Armen Kazarian Charged in $163M Medicare Fraud Scheme
NEW YORK (CBS/AP) Armen Kazarian was part of a vast network of Armenian gangsters who, along with their associates, used phantom health care clinics and other means to try to cheat Medicare out of $163 million, the largest fraud by one criminal enterprise in the program's history, U.S. authorities said Wednesday.
Federal prosecutors in New York and elsewhere charged 73 people, including Kazarian who was arrested in Los Angeles.
Most of the defendants were captured during raids Wednesday morning in New York City and Los Angeles, but there were also arrests in New Mexico, Georgia and Ohio.
CBS News reports that more than 60 people were in custody as of Wednesday afternoon.

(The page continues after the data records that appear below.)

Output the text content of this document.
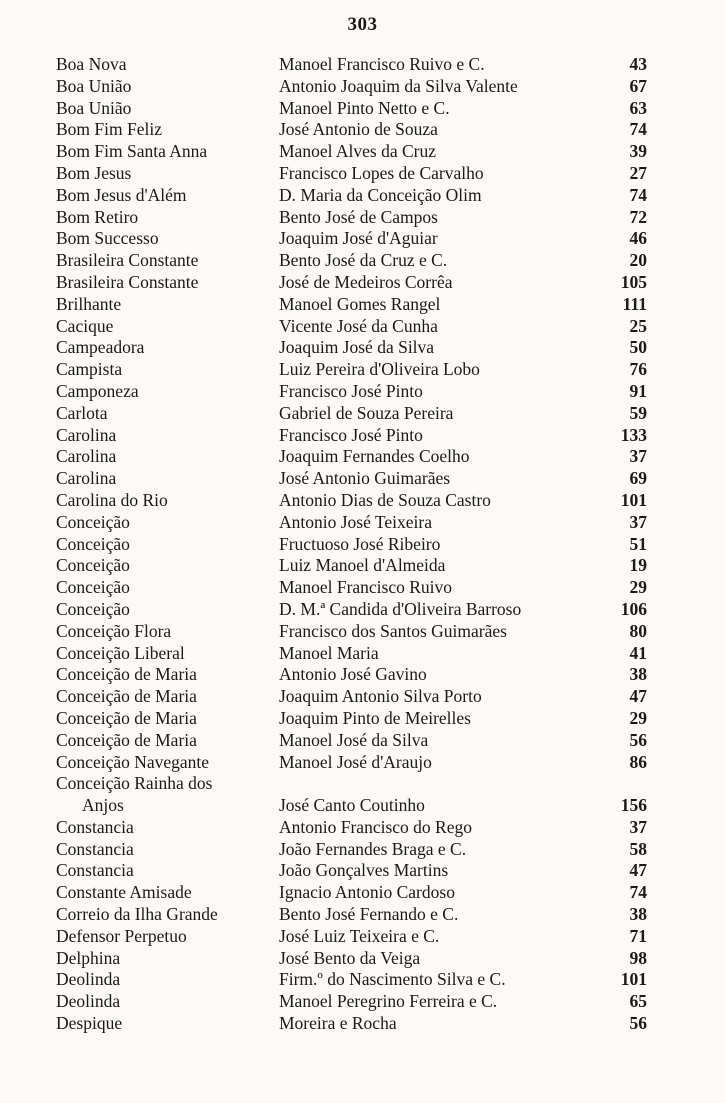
303
Boa Nova	Manoel Francisco Ruivo e C.	43
Boa União	Antonio Joaquim da Silva Valente	67
Boa União	Manoel Pinto Netto e C.	63
Bom Fim Feliz	José Antonio de Souza	74
Bom Fim Santa Anna	Manoel Alves da Cruz	39
Bom Jesus	Francisco Lopes de Carvalho	27
Bom Jesus d'Além	D. Maria da Conceição Olim	74
Bom Retiro	Bento José de Campos	72
Bom Successo	Joaquim José d'Aguiar	46
Brasileira Constante	Bento José da Cruz e C.	20
Brasileira Constante	José de Medeiros Corrêa	105
Brilhante	Manoel Gomes Rangel	111
Cacique	Vicente José da Cunha	25
Campeadora	Joaquim José da Silva	50
Campista	Luiz Pereira d'Oliveira Lobo	76
Camponeza	Francisco José Pinto	91
Carlota	Gabriel de Souza Pereira	59
Carolina	Francisco José Pinto	133
Carolina	Joaquim Fernandes Coelho	37
Carolina	José Antonio Guimarães	69
Carolina do Rio	Antonio Dias de Souza Castro	101
Conceição	Antonio José Teixeira	37
Conceição	Fructuoso José Ribeiro	51
Conceição	Luiz Manoel d'Almeida	19
Conceição	Manoel Francisco Ruivo	29
Conceição	D. M.ª Candida d'Oliveira Barroso	106
Conceição Flora	Francisco dos Santos Guimarães	80
Conceição Liberal	Manoel Maria	41
Conceição de Maria	Antonio José Gavino	38
Conceição de Maria	Joaquim Antonio Silva Porto	47
Conceição de Maria	Joaquim Pinto de Meirelles	29
Conceição de Maria	Manoel José da Silva	56
Conceição Navegante	Manoel José d'Araujo	86
Conceição Rainha dos
Anjos	José Canto Coutinho	156
Constancia	Antonio Francisco do Rego	37
Constancia	João Fernandes Braga e C.	58
Constancia	João Gonçalves Martins	47
Constante Amisade	Ignacio Antonio Cardoso	74
Correio da Ilha Grande	Bento José Fernando e C.	38
Defensor Perpetuo	José Luiz Teixeira e C.	71
Delphina	José Bento da Veiga	98
Deolinda	Firm.º do Nascimento Silva e C.	101
Deolinda	Manoel Peregrino Ferreira e C.	65
Despique	Moreira e Rocha	56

The scheme's scope and sophistication "puts the traditional Mafia to shame," U.S. Attorney Preet Bharara said at a Manhattan news conference. "They ran a veritable fraud franchise."
Unlike other cases involving crooked medical clinics bribing people to sign up for unneeded treatments, the operation was "completely notional," Janice Fedarcyk, head of the FBI's New York office, said in a statement. "The whole doctor-patient interaction was a mirage."
The operation was under the protection of an Armenian crime boss, known in the former Soviet Union as a "vor," prosecutors said. The reputed boss, Kazarian, was in custody in Los Angeles.
Bharara said it was the first time a vor - "the rough equivalent of a traditional godfather" - had been charged in a U.S. racketeering case.
Kazarian, 46, of Glendale, Calif., and two alleged ringleaders - Davit Mirzoyan, 34, also of Glendale, and Robert Terdjanian, 35, of Brooklyn - were named in an indictment unsealed in Manhattan.
Most of the defendants were to appear in court later Wednesday on charges including racketeering conspiracy, bank fraud, money laundering and identity theft.